Colm A. O'Muircheartaigh, Professor in the Harris Graduate School of Public Policy Studies, is also Vice President of Statistics and Methodology as the National Opinion Research Center (NORC) specializing in focus groups. Hisresearch encompasses survey sample design, measurement errors in surveys, cognitive aspects of question wording, and latent variable models for non-response. He has served as a consultant to a wide range of public and commercial organizations in the United States, the United Kingdom, Ireland, Italy, the Netherlands and elsewhere. He has published widely on issues in survey methodology, most recently in Public Opinion Quarterly, the Journal of Statistical Planning and Inference, the Journal of the Royal Statistical Society, the Journal of Official Statistics, and Quality and Quantity. He joined NORC and the University of Chicago from the London School of Economics and Political Science, and is co-investigator for the Joyce Foundation’s grant “Mapping African American and Hispanic Participation in Chicago Cultural Institutions.”
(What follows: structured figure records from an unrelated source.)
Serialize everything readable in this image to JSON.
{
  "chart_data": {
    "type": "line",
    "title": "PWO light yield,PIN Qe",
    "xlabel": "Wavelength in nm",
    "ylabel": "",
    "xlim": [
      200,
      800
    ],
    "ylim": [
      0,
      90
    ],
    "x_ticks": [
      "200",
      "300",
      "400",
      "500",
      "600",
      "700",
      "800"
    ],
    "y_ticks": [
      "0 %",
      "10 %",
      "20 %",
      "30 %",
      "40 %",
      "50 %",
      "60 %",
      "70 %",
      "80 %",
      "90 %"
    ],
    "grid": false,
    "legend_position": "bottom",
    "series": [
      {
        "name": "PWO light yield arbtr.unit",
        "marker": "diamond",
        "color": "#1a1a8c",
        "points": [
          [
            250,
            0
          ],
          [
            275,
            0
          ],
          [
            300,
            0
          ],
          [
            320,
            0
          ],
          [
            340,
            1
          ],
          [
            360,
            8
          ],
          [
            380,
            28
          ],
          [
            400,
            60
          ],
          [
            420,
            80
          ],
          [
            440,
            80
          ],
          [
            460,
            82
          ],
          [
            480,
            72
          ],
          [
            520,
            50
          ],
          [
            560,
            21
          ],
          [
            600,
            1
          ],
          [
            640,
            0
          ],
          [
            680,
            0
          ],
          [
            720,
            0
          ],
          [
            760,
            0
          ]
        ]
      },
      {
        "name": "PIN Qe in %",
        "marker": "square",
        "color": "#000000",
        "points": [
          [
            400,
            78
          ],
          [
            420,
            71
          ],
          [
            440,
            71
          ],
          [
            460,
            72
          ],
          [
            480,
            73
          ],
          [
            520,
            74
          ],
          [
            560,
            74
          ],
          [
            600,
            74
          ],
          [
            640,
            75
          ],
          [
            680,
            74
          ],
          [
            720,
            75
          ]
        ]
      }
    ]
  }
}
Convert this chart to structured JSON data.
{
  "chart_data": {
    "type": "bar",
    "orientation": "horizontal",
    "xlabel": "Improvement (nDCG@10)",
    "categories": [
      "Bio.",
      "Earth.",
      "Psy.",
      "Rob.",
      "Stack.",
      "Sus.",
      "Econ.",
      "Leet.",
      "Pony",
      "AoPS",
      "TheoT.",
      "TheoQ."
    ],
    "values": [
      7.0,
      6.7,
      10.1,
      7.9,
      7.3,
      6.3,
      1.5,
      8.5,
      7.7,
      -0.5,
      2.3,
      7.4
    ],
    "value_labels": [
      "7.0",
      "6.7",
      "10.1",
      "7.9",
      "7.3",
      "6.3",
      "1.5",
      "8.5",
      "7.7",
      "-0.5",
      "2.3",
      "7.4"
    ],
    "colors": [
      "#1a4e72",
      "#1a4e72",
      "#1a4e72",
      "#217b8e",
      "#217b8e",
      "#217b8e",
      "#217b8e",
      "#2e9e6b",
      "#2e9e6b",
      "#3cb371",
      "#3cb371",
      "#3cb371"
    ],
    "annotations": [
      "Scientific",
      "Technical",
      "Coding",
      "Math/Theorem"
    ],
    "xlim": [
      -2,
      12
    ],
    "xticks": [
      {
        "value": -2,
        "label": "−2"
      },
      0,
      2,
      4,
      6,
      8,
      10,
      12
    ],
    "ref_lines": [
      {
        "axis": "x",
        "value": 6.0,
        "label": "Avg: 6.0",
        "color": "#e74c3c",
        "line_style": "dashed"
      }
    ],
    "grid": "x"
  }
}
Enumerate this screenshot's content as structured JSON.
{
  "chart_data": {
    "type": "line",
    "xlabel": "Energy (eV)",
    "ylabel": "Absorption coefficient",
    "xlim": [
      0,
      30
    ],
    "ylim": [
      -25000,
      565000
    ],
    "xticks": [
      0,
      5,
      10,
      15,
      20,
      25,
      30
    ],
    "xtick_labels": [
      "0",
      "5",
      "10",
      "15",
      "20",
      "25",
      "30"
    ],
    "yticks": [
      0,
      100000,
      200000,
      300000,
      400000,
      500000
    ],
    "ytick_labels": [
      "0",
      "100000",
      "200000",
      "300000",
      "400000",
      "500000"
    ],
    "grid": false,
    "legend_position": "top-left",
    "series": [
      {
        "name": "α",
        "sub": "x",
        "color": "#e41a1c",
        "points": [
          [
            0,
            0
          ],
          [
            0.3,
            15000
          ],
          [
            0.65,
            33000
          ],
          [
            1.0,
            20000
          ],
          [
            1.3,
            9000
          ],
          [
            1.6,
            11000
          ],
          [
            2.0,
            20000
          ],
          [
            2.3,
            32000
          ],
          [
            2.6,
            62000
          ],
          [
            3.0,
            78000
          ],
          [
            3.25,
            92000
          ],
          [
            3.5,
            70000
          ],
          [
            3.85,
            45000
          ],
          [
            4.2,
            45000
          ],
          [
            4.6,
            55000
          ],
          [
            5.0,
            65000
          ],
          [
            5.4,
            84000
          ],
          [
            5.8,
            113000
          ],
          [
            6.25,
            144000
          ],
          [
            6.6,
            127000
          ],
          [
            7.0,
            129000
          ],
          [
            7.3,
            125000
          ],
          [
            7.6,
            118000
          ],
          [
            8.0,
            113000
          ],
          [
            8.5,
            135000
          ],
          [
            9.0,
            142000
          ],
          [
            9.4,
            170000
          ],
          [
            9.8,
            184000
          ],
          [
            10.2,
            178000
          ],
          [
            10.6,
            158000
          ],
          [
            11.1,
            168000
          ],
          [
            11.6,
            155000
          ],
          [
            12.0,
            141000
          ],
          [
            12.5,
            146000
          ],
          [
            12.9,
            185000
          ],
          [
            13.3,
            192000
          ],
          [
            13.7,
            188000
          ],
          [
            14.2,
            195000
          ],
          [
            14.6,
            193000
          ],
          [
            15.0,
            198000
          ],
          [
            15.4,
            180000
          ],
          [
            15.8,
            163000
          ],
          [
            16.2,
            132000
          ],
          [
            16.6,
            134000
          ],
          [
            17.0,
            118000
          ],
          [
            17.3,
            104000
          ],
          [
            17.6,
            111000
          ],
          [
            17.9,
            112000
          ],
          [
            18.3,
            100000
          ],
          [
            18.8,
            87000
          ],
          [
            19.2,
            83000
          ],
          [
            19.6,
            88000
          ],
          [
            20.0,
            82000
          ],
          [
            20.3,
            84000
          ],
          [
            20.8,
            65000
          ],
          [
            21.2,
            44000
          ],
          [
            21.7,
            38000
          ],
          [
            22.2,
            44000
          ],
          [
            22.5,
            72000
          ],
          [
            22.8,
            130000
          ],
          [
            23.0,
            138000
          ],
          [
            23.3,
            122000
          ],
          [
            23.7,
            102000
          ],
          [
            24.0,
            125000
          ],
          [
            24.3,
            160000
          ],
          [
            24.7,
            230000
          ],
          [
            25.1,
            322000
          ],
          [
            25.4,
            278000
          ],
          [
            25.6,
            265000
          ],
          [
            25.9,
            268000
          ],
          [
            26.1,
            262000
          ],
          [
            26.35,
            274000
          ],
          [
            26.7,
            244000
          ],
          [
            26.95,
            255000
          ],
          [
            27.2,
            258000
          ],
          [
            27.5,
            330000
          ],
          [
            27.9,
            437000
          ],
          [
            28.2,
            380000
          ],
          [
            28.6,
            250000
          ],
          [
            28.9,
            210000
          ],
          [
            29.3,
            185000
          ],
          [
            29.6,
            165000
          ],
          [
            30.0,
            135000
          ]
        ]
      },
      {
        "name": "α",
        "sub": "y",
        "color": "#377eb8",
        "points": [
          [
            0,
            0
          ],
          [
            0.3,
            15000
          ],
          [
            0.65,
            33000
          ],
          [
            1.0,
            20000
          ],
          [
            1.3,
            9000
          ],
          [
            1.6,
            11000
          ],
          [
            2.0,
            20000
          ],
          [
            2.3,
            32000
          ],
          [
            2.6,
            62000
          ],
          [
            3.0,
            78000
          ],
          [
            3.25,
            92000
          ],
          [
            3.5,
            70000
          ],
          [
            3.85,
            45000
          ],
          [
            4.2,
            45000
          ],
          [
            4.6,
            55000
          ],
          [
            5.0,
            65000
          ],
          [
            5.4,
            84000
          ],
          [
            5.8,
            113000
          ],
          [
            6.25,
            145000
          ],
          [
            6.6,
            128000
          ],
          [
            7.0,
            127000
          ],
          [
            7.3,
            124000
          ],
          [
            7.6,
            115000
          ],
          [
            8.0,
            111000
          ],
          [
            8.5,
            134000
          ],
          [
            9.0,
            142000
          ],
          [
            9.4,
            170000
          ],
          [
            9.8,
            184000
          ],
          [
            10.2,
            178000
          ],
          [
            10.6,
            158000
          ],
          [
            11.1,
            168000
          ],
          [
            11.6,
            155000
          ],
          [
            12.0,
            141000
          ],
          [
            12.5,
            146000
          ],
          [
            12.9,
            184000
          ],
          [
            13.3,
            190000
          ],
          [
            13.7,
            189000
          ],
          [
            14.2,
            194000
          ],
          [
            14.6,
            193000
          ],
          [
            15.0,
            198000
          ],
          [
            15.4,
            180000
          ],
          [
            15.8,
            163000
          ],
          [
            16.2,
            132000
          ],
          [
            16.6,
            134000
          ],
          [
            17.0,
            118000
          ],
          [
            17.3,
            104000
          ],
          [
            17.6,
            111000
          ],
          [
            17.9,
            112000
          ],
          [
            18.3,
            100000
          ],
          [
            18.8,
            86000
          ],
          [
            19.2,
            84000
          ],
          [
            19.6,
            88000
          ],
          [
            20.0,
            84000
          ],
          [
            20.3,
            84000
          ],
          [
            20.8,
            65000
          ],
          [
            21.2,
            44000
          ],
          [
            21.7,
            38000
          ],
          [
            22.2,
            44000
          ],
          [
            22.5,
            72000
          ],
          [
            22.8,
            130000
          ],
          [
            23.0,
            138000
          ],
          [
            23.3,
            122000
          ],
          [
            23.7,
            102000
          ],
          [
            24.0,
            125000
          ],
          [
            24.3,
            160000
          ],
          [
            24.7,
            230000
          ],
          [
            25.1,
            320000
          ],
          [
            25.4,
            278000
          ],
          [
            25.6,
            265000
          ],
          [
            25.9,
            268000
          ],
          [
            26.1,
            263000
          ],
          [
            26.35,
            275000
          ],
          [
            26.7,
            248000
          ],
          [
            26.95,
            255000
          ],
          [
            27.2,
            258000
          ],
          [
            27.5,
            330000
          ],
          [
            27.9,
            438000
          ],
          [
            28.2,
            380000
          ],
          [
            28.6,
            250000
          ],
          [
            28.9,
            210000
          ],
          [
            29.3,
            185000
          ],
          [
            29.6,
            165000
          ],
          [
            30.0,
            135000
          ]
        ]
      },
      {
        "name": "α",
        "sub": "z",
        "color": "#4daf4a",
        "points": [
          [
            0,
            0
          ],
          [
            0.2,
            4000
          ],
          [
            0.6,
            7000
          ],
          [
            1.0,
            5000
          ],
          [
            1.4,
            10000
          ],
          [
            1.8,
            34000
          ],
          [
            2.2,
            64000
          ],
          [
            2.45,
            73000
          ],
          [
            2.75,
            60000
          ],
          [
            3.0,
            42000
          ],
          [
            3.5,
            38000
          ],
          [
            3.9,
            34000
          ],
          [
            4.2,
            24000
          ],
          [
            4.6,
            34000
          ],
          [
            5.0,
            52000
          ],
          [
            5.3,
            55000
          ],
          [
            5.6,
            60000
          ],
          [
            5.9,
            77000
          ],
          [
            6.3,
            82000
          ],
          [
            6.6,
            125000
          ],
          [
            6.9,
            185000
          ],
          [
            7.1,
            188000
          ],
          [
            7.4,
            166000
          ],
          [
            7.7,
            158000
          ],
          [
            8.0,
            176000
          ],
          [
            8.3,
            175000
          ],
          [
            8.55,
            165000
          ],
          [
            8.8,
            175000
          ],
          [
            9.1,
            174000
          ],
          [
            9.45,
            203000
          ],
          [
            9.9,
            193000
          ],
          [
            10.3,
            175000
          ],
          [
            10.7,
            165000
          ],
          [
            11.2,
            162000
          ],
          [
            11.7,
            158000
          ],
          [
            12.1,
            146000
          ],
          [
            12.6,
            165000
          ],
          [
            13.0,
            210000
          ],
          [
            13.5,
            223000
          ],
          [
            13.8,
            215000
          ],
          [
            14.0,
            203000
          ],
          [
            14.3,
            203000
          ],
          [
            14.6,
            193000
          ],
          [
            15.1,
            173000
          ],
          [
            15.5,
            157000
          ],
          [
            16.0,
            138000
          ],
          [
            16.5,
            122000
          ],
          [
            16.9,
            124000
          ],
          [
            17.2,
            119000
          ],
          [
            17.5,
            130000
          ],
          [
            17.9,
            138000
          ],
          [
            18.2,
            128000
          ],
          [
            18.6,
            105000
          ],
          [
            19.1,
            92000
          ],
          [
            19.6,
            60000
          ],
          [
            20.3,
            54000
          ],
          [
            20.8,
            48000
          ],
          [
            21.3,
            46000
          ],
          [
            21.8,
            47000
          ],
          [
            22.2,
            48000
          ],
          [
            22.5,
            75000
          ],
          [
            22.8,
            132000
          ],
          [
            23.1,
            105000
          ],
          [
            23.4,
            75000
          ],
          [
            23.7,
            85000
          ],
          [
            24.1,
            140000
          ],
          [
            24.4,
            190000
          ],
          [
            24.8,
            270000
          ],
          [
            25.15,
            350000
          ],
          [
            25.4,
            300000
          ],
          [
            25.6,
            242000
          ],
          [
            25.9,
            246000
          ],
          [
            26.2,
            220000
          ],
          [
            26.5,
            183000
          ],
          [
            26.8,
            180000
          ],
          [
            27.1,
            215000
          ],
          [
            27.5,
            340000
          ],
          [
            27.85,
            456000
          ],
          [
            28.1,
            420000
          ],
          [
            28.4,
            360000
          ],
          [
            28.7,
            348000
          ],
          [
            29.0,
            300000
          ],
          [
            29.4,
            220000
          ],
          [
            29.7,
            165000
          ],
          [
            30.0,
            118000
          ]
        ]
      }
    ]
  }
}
Margaret J. Wyszomirski is Director of the graduate Arts Policy and Administration Program at the Ohio State University, where she holds faculty appointments in both the Department of Art Education and the School of Public Policy and Management.  Holding a Ph.D. in government from Cornell University, she is former Director of the Graduate Program in Public Policy at Georgetown University.  Her government service has included positions as Staff Director of the Bipartisan Independent Commission on the National Endowment for the Arts and NEA Director of the Office of Policy Planning, Research and Budget.  She has published extensively on the subjects of art, culture and public policy as well as on the presidency and has served on the editorial board of half a dozen journals including Nonprofit Management and Leadership, Journal of Arts Management, Law and Society; Policy Studies Journal and Governance. She has been a contributor to many collaborative projects, including developing case studies in public entrepreneurship that resulted in "The Politics of Art: Nancy Hanks and the National Endowment for the Arts" in Leadership and Innovation edited by Jameson Doig and Erwin Hargrove (1987); the US case study for Comparing Cultural Policy (1999); an arts-focused assessment in Measuring the Impact of the Nonprofit Sector on Society (2002); and the arts and culture subsector survey chapter in The State of the Nonprofit Sector edited by Lester Salamon (2002).  Recently her research has turned to mapping aspects of the cultural sector and to international topics in cultural policy.  She also has served on various project and institutional advisory committees, including three American Assemblies, the Center for Arts and Culture, the Ohio Arts Council, the cultural data archive CPANDA, and the Urban Institute/Center on Nonprofits and Philanthropy.